Re: Logical expression works does not work as expected

[Greg Wooledge]

On Sat, Dec 28, 2024 at 00:52:59 +0300, Павел Fortovey wrote:
>    I apologize. I found out that this behavior is not a bug.
> 
>    I didn't think that bash is such a strange scripting language with its
>    own interpretation of the concept of logic.

>    Repeat-By:
> 
>            bash -c "true && true || false && echo bug"

An explanation is useful for the archives.  In a command that chains
both the && and || operators, execution proceeds from left to right,
skipping or executing each internal command based on the value of $?
at that point, and the operator which precedes the command.

Taking the example:

    true && true || false && echo bug

The first command, "true", is always executed.  It sets $? to 0.

The operator after this command is && so we look at $? and execute
the next command only if $? is 0.  Since the previous command did
set $? to 0, the second "true" is also executed.  It sets $? to 0.

The next operator is || so we look at $? and only execute the next
command if $? is nonzero.  Since $? is 0 at this point, we skip the
"false" command and proceed to the next operator.
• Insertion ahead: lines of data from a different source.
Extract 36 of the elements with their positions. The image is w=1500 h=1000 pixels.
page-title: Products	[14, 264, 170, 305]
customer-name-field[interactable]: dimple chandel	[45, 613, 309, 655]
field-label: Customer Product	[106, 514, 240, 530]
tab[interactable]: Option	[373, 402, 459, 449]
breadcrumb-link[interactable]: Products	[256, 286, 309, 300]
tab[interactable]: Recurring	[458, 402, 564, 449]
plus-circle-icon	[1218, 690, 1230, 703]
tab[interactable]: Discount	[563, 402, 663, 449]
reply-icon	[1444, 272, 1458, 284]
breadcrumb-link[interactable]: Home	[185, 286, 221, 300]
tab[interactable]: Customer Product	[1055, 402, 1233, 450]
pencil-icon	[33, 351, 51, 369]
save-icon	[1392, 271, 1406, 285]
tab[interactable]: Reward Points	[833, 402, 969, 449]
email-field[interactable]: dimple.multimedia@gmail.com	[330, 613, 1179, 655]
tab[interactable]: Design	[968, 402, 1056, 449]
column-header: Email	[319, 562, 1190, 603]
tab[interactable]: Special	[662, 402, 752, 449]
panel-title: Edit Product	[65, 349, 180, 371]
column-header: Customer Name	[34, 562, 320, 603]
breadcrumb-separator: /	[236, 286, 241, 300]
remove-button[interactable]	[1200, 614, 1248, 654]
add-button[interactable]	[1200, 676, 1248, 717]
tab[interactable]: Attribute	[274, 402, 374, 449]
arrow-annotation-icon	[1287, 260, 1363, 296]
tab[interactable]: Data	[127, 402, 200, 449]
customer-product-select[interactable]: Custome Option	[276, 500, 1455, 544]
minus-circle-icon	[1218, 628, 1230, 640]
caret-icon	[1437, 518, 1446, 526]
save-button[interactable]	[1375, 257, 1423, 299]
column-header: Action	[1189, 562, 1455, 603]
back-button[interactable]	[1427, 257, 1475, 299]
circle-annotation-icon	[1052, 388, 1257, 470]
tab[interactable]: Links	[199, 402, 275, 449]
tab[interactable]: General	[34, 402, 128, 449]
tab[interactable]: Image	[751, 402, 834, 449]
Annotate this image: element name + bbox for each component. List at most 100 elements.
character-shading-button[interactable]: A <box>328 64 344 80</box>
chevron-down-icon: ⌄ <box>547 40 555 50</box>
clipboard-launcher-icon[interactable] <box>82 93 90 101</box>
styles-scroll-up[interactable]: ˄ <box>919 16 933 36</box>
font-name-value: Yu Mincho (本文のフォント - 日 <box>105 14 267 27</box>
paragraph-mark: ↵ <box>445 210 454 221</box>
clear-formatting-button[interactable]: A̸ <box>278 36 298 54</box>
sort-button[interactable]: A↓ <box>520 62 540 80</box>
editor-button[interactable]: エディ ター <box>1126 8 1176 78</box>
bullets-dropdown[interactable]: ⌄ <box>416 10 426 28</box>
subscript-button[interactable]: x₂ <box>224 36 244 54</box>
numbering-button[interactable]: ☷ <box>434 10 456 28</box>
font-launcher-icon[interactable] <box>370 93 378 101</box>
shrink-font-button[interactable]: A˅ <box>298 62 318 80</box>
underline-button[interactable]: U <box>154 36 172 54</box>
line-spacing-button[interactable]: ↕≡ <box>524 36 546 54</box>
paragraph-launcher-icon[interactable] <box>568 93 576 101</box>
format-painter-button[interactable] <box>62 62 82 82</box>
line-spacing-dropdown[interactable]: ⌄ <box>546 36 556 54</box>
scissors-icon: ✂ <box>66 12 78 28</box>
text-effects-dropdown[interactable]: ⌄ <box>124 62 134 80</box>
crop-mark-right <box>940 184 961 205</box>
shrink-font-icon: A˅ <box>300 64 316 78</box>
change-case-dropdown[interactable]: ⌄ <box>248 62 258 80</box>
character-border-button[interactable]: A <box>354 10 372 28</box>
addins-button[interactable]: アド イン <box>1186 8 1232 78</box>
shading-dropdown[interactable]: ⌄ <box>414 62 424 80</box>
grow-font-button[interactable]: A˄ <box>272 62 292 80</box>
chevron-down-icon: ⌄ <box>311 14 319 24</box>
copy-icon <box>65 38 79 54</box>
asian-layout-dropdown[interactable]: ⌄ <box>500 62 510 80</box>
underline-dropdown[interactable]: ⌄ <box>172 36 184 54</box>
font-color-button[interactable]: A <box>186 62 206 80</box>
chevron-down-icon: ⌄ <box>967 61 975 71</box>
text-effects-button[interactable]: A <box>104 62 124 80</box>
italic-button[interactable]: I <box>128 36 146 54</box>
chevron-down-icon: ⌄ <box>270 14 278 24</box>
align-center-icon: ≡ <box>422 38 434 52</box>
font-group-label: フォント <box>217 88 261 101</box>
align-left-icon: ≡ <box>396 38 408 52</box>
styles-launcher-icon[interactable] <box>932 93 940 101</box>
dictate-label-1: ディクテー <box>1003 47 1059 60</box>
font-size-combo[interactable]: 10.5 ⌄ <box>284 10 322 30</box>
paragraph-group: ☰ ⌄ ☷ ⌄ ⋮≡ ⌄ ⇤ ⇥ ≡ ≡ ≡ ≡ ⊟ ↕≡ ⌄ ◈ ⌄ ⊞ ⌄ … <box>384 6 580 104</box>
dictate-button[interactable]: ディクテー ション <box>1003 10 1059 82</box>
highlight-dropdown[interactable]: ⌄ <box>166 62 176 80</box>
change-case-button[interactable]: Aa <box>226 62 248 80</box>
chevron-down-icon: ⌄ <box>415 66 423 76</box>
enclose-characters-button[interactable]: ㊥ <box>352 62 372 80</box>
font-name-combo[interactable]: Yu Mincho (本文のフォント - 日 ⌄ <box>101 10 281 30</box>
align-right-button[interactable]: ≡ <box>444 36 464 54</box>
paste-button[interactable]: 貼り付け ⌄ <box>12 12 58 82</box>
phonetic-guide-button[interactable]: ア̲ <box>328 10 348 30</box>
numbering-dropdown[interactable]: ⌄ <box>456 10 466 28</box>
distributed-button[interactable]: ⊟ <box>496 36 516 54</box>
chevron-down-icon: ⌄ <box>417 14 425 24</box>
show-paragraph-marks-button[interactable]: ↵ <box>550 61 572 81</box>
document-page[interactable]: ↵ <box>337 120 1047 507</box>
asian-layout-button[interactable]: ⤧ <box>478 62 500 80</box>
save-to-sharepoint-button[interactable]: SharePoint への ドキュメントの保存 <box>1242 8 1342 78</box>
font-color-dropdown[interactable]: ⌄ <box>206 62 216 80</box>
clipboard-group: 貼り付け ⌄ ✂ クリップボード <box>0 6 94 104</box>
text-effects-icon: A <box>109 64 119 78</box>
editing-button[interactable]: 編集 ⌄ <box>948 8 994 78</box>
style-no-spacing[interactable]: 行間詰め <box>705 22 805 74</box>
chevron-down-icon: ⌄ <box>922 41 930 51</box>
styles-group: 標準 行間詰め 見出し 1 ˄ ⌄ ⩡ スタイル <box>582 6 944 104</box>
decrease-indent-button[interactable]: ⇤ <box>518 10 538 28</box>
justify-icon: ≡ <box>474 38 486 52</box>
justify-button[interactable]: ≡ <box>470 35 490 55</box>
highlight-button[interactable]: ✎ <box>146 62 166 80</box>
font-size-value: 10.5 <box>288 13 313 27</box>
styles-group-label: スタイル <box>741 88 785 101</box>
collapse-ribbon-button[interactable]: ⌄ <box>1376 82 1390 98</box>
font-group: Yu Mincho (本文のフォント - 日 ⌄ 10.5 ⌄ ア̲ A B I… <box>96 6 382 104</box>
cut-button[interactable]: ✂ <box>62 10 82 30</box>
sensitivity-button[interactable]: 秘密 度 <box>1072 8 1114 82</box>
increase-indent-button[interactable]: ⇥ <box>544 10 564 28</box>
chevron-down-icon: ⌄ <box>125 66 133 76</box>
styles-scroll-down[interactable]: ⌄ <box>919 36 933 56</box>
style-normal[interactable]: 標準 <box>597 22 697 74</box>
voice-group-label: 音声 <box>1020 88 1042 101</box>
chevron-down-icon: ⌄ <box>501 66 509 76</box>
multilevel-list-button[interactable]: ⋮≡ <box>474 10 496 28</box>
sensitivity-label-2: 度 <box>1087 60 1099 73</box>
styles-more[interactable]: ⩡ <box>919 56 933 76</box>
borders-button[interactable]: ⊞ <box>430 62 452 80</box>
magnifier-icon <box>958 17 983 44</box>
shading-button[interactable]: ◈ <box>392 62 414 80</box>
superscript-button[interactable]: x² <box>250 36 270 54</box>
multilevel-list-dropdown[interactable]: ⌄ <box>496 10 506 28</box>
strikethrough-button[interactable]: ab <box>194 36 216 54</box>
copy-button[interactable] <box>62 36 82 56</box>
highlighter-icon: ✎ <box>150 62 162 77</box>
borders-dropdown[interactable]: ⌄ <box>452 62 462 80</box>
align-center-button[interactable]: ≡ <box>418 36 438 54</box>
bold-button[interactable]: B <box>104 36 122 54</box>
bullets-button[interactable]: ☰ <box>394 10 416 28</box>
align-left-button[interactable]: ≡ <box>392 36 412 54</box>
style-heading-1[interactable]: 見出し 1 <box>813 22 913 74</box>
The next operator is && so we look at $? and only execute the next
command if $? is zero.  $? is 0 at this point (having been set that
way by the second "true" command), so we do in fact execute the
final command.

    hobbit:~$ true && true || false && echo bug
    bug

The final value of $? is whatever it was set to by the last command
executed.  In my case, the echo successfully writes "bug" to stdout,
so $? is set to 0.

You might have been raised on some other language where the && and ||
operators have different precedence.  In the shell language, they have
the same precedence.

In other words, it works like:

    ((true && true) || false) && echo bug

and not like:

    (true && true) || (false && echo bug)